Die Handwerkskammer rechnet damit, dass die durch die Materialknappheit ausgelösten Lieferengpässe in 2022 mit Preissprüngen und längeren Wartezeiten für die Kundschaft des regionalen Handwerks verbunden sein können. Von der neuen Bundesregierung fordert die Kammer daher ein entschlossenes Regierungshandeln, um die Pandemiedynamik abzubremsen und Corona möglichst bald in den Griff zu bekommen.
Die Handwerkskammer begrüßt weiterhin die bildungspolitisch wichtigen Ansätze der neuen Bundesregierung. Diese gehen weitgehend mit den handwerklichen Forderungen konform. In ihrem Koalitionsvertrag bekennt sich die Ampelkoalition zur Gleichwertigkeit von beruflicher und akademischer Ausbildung. Zudem sollen die handwerkliche Ausbildung, einschließlich der Begabtenförderung, gestärkt und die Berufsorientierung flächendeckend ausgebaut werden.
Die Regierungsparteien haben erkannt, dass es für ihre ambitionierten Klimaziele und die Modernisierung des Landes beruflich qualifizierte Fachkräfte braucht, die all die Pläne auch handwerklich umsetzen. Denn nur mit gut ausgebildeten, qualifizierten Fachkräften lassen sich Nachhaltigkeit, Energiewende, Klimaschutz und Digitalisierung vorantreiben.
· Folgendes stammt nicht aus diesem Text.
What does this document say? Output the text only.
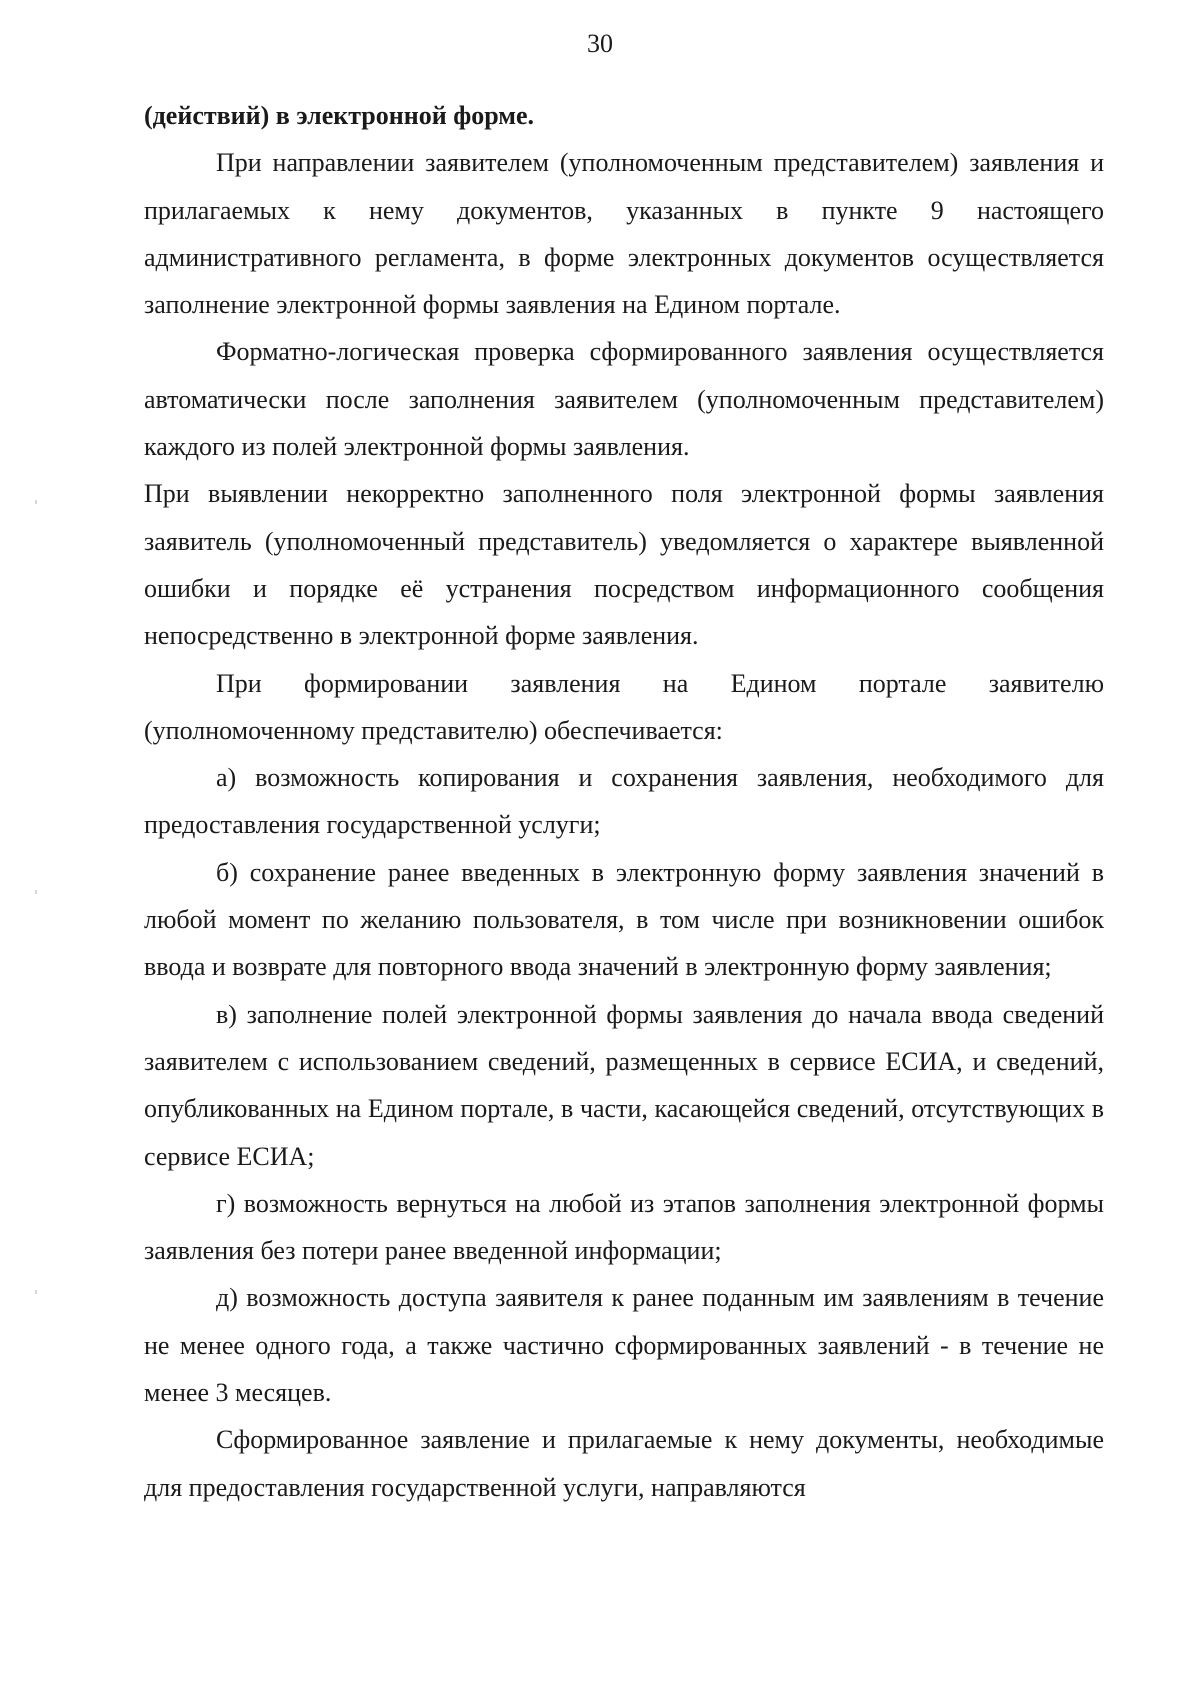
30

(действий) в электронной форме.

При направлении заявителем (уполномоченным представителем) заявления и прилагаемых к нему документов, указанных в пункте 9 настоящего административного регламента, в форме электронных документов осуществляется заполнение электронной формы заявления на Едином портале.

Форматно-логическая проверка сформированного заявления осуществляется автоматически после заполнения заявителем (уполномоченным представителем) каждого из полей электронной формы заявления.

При выявлении некорректно заполненного поля электронной формы заявления заявитель (уполномоченный представитель) уведомляется о характере выявленной ошибки и порядке её устранения посредством информационного сообщения непосредственно в электронной форме заявления.

При формировании заявления на Едином портале заявителю (уполномоченному представителю) обеспечивается:

а) возможность копирования и сохранения заявления, необходимого для предоставления государственной услуги;

б) сохранение ранее введенных в электронную форму заявления значений в любой момент по желанию пользователя, в том числе при возникновении ошибок ввода и возврате для повторного ввода значений в электронную форму заявления;

в) заполнение полей электронной формы заявления до начала ввода сведений заявителем с использованием сведений, размещенных в сервисе ЕСИА, и сведений, опубликованных на Едином портале, в части, касающейся сведений, отсутствующих в сервисе ЕСИА;

г) возможность вернуться на любой из этапов заполнения электронной формы заявления без потери ранее введенной информации;

д) возможность доступа заявителя к ранее поданным им заявлениям в течение не менее одного года, а также частично сформированных заявлений - в течение не менее 3 месяцев.

Сформированное заявление и прилагаемые к нему документы, необходимые для предоставления государственной услуги, направляются
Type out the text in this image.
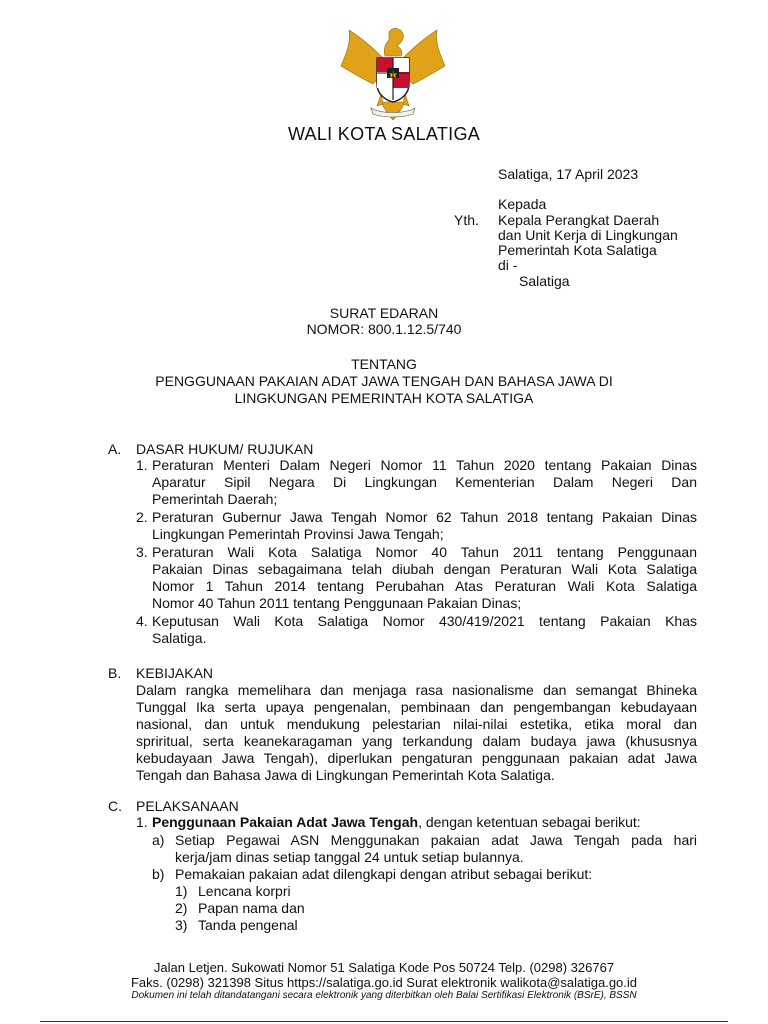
WALI KOTA SALATIGA
Salatiga, 17 April 2023
Kepada
Yth. Kepala Perangkat Daerah
dan Unit Kerja di Lingkungan
Pemerintah Kota Salatiga
di -
Salatiga
SURAT EDARAN
NOMOR: 800.1.12.5/740
TENTANG
PENGGUNAAN PAKAIAN ADAT JAWA TENGAH DAN BAHASA JAWA DI
LINGKUNGAN PEMERINTAH KOTA SALATIGA
A. DASAR HUKUM/ RUJUKAN
1. Peraturan Menteri Dalam Negeri Nomor 11 Tahun 2020 tentang Pakaian Dinas
Aparatur Sipil Negara Di Lingkungan Kementerian Dalam Negeri Dan
Pemerintah Daerah;
2. Peraturan Gubernur Jawa Tengah Nomor 62 Tahun 2018 tentang Pakaian Dinas
Lingkungan Pemerintah Provinsi Jawa Tengah;
3. Peraturan Wali Kota Salatiga Nomor 40 Tahun 2011 tentang Penggunaan
Pakaian Dinas sebagaimana telah diubah dengan Peraturan Wali Kota Salatiga
Nomor 1 Tahun 2014 tentang Perubahan Atas Peraturan Wali Kota Salatiga
Nomor 40 Tahun 2011 tentang Penggunaan Pakaian Dinas;
4. Keputusan Wali Kota Salatiga Nomor 430/419/2021 tentang Pakaian Khas
Salatiga.
B. KEBIJAKAN
Dalam rangka memelihara dan menjaga rasa nasionalisme dan semangat Bhineka
Tunggal Ika serta upaya pengenalan, pembinaan dan pengembangan kebudayaan
nasional, dan untuk mendukung pelestarian nilai-nilai estetika, etika moral dan
spriritual, serta keanekaragaman yang terkandung dalam budaya jawa (khususnya
kebudayaan Jawa Tengah), diperlukan pengaturan penggunaan pakaian adat Jawa
Tengah dan Bahasa Jawa di Lingkungan Pemerintah Kota Salatiga.
C. PELAKSANAAN
1. Penggunaan Pakaian Adat Jawa Tengah, dengan ketentuan sebagai berikut:
a) Setiap Pegawai ASN Menggunakan pakaian adat Jawa Tengah pada hari
kerja/jam dinas setiap tanggal 24 untuk setiap bulannya.
b) Pemakaian pakaian adat dilengkapi dengan atribut sebagai berikut:
1) Lencana korpri
2) Papan nama dan
3) Tanda pengenal
Jalan Letjen. Sukowati Nomor 51 Salatiga Kode Pos 50724 Telp. (0298) 326767
Faks. (0298) 321398 Situs https://salatiga.go.id Surat elektronik walikota@salatiga.go.id
Dokumen ini telah ditandatangani secara elektronik yang diterbitkan oleh Balai Sertifikasi Elektronik (BSrE), BSSN
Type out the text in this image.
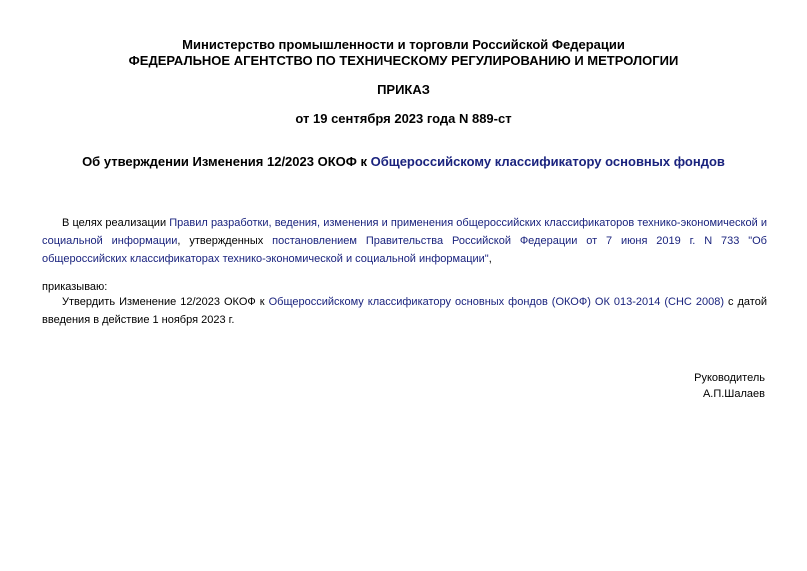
Министерство промышленности и торговли Российской Федерации
ФЕДЕРАЛЬНОЕ АГЕНТСТВО ПО ТЕХНИЧЕСКОМУ РЕГУЛИРОВАНИЮ И МЕТРОЛОГИИ
ПРИКАЗ
от 19 сентября 2023 года N 889-ст
Об утверждении Изменения 12/2023 ОКОФ к Общероссийскому классификатору основных фондов
В целях реализации Правил разработки, ведения, изменения и применения общероссийских классификаторов технико-экономической и социальной информации, утвержденных постановлением Правительства Российской Федерации от 7 июня 2019 г. N 733 "Об общероссийских классификаторах технико-экономической и социальной информации",
приказываю:
Утвердить Изменение 12/2023 ОКОФ к Общероссийскому классификатору основных фондов (ОКОФ) ОК 013-2014 (СНС 2008) с датой введения в действие 1 ноября 2023 г.
Руководитель
А.П.Шалаев
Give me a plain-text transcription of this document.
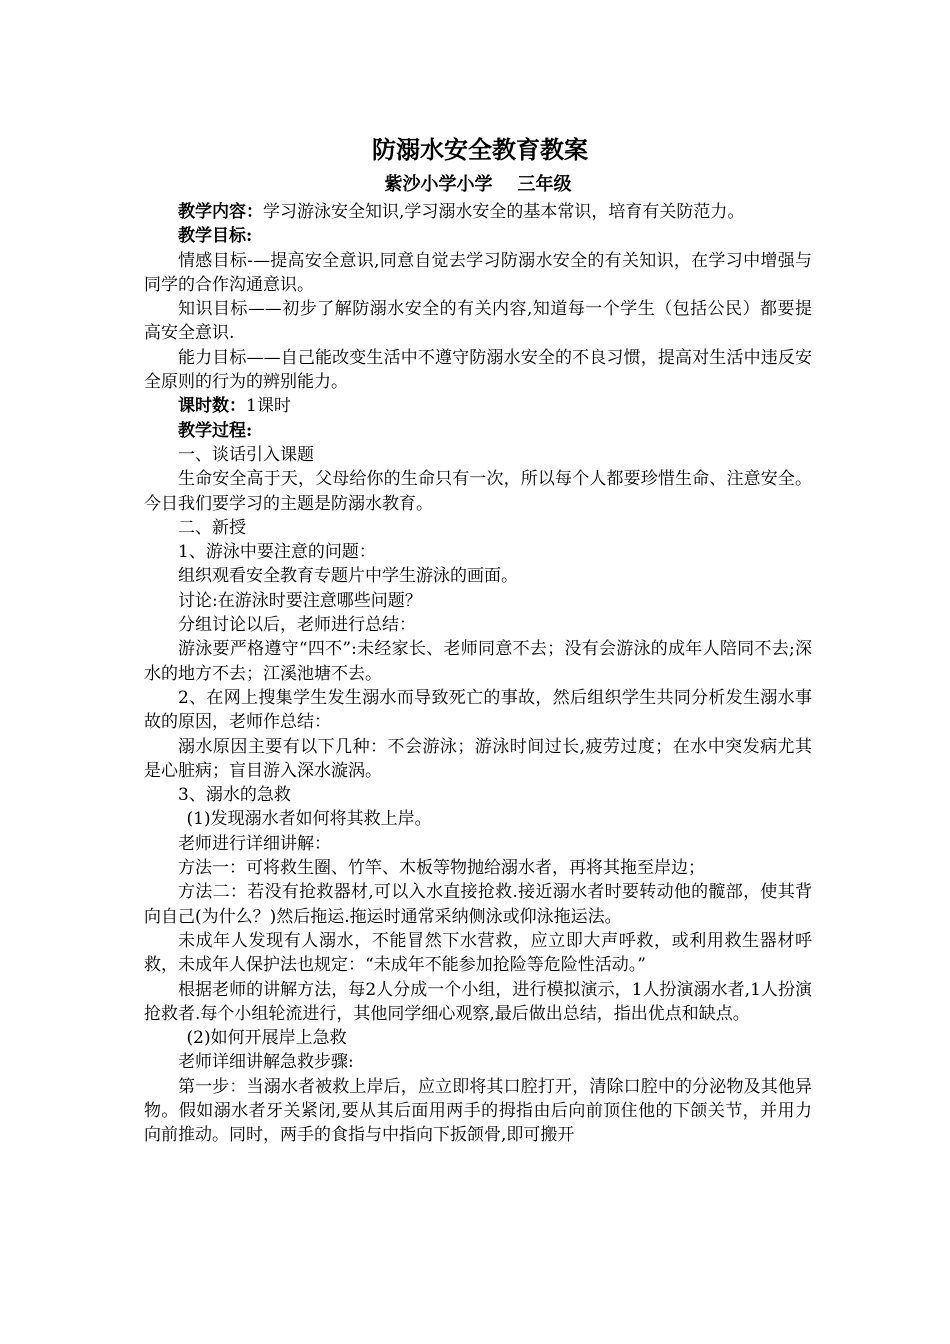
防溺水安全教育教案
紫沙小学小学    三年级

教学内容：学习游泳安全知识,学习溺水安全的基本常识，培育有关防范力。

教学目标:

情感目标-—提高安全意识,同意自觉去学习防溺水安全的有关知识，在学习中增强与同学的合作沟通意识。

知识目标——初步了解防溺水安全的有关内容,知道每一个学生（包括公民）都要提高安全意识.

能力目标——自己能改变生活中不遵守防溺水安全的不良习惯，提高对生活中违反安全原则的行为的辨别能力。

课时数：1课时

教学过程:

一、谈话引入课题

生命安全高于天，父母给你的生命只有一次，所以每个人都要珍惜生命、注意安全。今日我们要学习的主题是防溺水教育。

二、新授

1、游泳中要注意的问题：

组织观看安全教育专题片中学生游泳的画面。

讨论:在游泳时要注意哪些问题？

分组讨论以后，老师进行总结：

游泳要严格遵守“四不”:未经家长、老师同意不去；没有会游泳的成年人陪同不去;深水的地方不去；江溪池塘不去。

2、在网上搜集学生发生溺水而导致死亡的事故，然后组织学生共同分析发生溺水事故的原因，老师作总结：

溺水原因主要有以下几种：不会游泳；游泳时间过长,疲劳过度；在水中突发病尤其是心脏病；盲目游入深水漩涡。

3、溺水的急救

(1)发现溺水者如何将其救上岸。

老师进行详细讲解：

方法一：可将救生圈、竹竿、木板等物抛给溺水者，再将其拖至岸边；

方法二：若没有抢救器材,可以入水直接抢救.接近溺水者时要转动他的髋部，使其背向自己(为什么？)然后拖运.拖运时通常采纳侧泳或仰泳拖运法。

未成年人发现有人溺水，不能冒然下水营救，应立即大声呼救，或利用救生器材呼救，未成年人保护法也规定：“未成年不能参加抢险等危险性活动。”

根据老师的讲解方法，每2人分成一个小组，进行模拟演示，1人扮演溺水者,1人扮演抢救者.每个小组轮流进行，其他同学细心观察,最后做出总结，指出优点和缺点。

(2)如何开展岸上急救

老师详细讲解急救步骤:

第一步：当溺水者被救上岸后，应立即将其口腔打开，清除口腔中的分泌物及其他异物。假如溺水者牙关紧闭,要从其后面用两手的拇指由后向前顶住他的下颌关节，并用力向前推动。同时，两手的食指与中指向下扳颌骨,即可搬开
Zugleich kritisiert die Kammer, dass es augenscheinlich keine Maßnahmen gebe, die ein deutliches Ansteigen der Sozialkassenbeiträge im nächsten Jahrzehnt verhindern. Hierzu wird eine faire Politik erwartet, die das Handwerk als besonders personalintensiven Wirtschaftszweig nicht stärker belastet. Um die wirtschaftliche Entwicklung nachhaltig zu stärken, spricht sich die Handwerkskammer für mehr Flexibilität und mehr Innovationen in allen Bereichen aus. Bürokratische Hürden müssen verringert werden.
Das Weniger an Bürokratie für Unternehmen und Betriebe muss einhergehen mit einer beschleunigten Modernisierung von Prozessen und Strukturen in Wirtschaft und Verwaltung.